## Stochastic Gradient Tricks

*Abstract*:
The first chapter of *Neural Networks, Tricks of the Trade*
strongly advocates the the *stochastic back-propagation* method to
train neural networks. This is in fact an instance of a more general
technique called *stochastic gradient descent*. This chapter provides
background material, explains why SGD is a good learning algorithm
when the training set is large, and provides useful recommendations.
This chapter appears in the “reloaded” edition of the tricks book
(amazon)
(springer).
It completes the material presented in the initial chapter "Efficient Backprop".

**Stochastic Gradient Tricks**,

*Neural Networks, Tricks of the Trade, Reloaded*, 430–445, Edited by Grégoire Montavon, Genevieve B. Orr and Klaus-Robert Müller, Lecture Notes in Computer Science (LNCS 7700), Springer, 2012.

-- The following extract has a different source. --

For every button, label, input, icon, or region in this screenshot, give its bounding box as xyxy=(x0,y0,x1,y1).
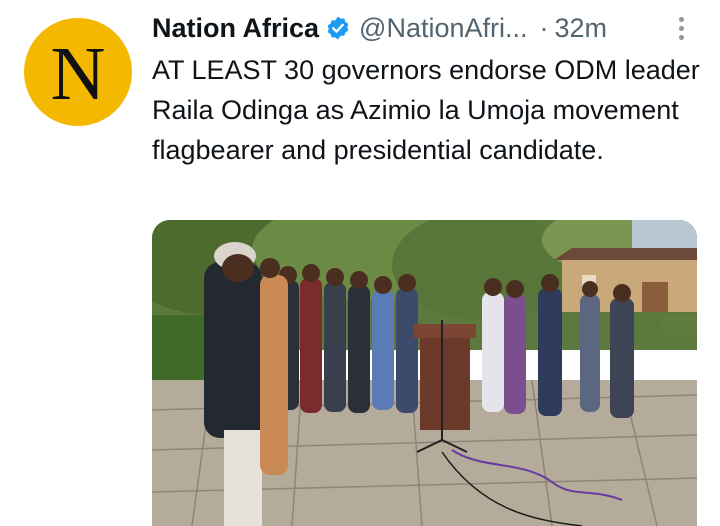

@incollection{bottou-tricks-2012, author = {Bottou, L\'{e}on}, title = {Stochastic Gradient Tricks}, booktitle = {Neural Networks, Tricks of the Trade, Reloaded}, pages = {430--445}, editor = {Montavon, Gr\'{e}goire and Orr, Genevieve B. and M\"{u}ller, Klaus-Robert}, series = {Lecture Notes in Computer Science (LNCS 7700)}, publisher = {Springer}, year = {2012}, url = {http://leon.bottou.org/papers/bottou-tricks-2012}, }

### Erratum

The online version of this paper has been slightly modified on 5/24/2013. The description of the sparse version of the averaged stochastic gradient has been completed with an explanation of the case \( \mu_t=1 \).